New generations of disk arrays have been introduced to improve array performance and reliability. Their performance effects and repair processes need more investigation. The analysis that is done in this thesis should be expanded into these new array architectures as well as systems with multiple arrays.
The computer systems are more and more used in continuously operating environments where no interrupts or down-times are tolerated and therefore faulty disk units should be repaired online. At the same time, the response time requirements tolerate no performance degradation even during the recovery or the degraded states. Hence, it should be possible to adjust the recovery process according to performance (and reliability) requirements. For example, the recovery process could adapt its activity based on the user activity or the degree of the completeness of the disk recovery. For example, the repair process of a disk unit fault in a RAID-5 array may delay its operation at the beginning as the user requests are already suffering from access to a crippled array. When the repair process is getting more complete, it can increase its activity as more and more user requests fall already at the repaired area where the performance is the same as in a fault-free array.
Some of the disk arrays can tolerate more than one fault at the same time in the same disk group. In such arrays, latent sector faults are not as catastrophic as in arrays that tolerate only one fault per time. However, latent faults will also decrease dramatically the reliability of those arrays. Hence, the scanning algorithm is vital even in those arrays as they typically have extremely high expectations on reliability. Thus, the effect of the proposed scanning algorithms in such environments should be analyzed.
In the future, the importance of the high performance data storage subsystem will increase with the new applications when large amounts of data are processed. As it has been shown, the performance gap between the secondary memory and the processing capacity is ever growing and therefore the bottleneck in the system lies in the I/O subsystem. Hence, the development efforts should be concentrated more on the data storage side to balance the performance of all components.
At the same time, reliability and cost of the system should not be forgotten.
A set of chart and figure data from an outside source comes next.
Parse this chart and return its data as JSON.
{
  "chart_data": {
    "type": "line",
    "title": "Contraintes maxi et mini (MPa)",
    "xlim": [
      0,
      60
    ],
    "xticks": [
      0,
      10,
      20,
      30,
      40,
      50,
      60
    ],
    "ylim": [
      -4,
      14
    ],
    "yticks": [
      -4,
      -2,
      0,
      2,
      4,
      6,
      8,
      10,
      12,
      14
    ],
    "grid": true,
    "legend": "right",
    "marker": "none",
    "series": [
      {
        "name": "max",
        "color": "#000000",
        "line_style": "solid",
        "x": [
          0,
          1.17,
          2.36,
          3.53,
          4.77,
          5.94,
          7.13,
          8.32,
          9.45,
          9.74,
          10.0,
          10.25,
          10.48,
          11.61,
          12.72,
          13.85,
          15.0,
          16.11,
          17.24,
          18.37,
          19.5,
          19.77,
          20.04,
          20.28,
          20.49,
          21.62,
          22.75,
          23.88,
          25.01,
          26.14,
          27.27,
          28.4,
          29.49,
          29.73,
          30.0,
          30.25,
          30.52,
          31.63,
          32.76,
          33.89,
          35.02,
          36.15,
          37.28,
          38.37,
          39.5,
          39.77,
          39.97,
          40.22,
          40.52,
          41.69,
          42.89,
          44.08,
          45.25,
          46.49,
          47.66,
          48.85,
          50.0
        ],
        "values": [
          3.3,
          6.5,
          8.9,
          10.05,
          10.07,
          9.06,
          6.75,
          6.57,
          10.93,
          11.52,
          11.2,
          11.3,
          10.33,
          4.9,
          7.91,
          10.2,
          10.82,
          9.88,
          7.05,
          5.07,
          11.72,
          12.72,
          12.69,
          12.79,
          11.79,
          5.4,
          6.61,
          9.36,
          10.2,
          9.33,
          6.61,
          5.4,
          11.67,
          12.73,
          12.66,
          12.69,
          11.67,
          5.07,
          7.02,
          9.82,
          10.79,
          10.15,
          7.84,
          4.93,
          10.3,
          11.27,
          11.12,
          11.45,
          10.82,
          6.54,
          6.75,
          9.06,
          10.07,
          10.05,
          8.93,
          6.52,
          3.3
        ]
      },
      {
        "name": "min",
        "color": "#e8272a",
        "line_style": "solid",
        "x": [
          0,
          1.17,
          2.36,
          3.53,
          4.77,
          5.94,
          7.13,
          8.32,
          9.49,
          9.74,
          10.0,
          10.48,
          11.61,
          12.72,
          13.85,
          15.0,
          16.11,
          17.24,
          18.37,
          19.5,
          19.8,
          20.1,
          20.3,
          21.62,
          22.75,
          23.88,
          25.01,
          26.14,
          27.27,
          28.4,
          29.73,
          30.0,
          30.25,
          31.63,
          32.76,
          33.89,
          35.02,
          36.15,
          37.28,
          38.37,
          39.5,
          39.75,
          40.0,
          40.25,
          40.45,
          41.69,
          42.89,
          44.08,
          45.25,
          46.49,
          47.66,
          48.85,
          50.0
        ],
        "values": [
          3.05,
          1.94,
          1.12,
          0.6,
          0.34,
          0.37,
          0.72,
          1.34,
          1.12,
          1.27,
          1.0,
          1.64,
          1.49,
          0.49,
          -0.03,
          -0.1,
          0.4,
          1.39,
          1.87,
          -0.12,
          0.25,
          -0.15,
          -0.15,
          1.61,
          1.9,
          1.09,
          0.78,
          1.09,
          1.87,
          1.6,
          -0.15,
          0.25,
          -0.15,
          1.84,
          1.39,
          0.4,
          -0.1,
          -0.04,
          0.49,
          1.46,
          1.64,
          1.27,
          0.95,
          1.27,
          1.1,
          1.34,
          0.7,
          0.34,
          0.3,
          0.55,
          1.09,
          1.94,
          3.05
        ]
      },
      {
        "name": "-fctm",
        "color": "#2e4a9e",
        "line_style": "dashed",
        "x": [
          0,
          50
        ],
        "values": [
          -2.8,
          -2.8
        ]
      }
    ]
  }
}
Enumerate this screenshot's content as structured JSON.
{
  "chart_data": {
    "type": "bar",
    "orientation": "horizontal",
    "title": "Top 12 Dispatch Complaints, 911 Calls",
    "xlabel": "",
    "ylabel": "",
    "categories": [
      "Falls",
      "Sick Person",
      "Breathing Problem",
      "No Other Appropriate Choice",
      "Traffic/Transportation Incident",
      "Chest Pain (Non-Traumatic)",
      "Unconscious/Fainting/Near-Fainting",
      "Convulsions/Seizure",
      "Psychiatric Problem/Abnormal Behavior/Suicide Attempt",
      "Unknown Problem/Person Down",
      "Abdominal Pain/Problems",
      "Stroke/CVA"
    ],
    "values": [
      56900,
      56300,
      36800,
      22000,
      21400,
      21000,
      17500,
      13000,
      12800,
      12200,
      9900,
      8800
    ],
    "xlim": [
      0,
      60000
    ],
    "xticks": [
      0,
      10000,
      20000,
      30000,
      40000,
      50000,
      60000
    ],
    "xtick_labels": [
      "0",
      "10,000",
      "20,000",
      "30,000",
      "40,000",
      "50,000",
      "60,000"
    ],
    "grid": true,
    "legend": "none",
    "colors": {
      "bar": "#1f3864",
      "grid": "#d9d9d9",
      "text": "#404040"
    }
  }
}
The total reliability should be at least as good as with the earlier systems (despite the larger number of components) but preferably even much higher. Total cost of the system can also be taken into account if cost-performability is used instead of performability in the disk arrays analysis. In principle, all costs should be minimized and all profits should be maximized. However, this is not so simple when also performance and reliability must be considered. Thus, a special interest should be focused on the definition of cost-performability equations to get similar generic metrics as with performability.
One of the main factors in cost-performability is the cost of lost data. Thus the reliability of a disk array should be very high. This can be achieved mainly by introducing redundancy on the computer system in all levels, and by using on-line self diagnostics for early fault detection. Here, the proposed scanning algorithms are good examples for the future direction.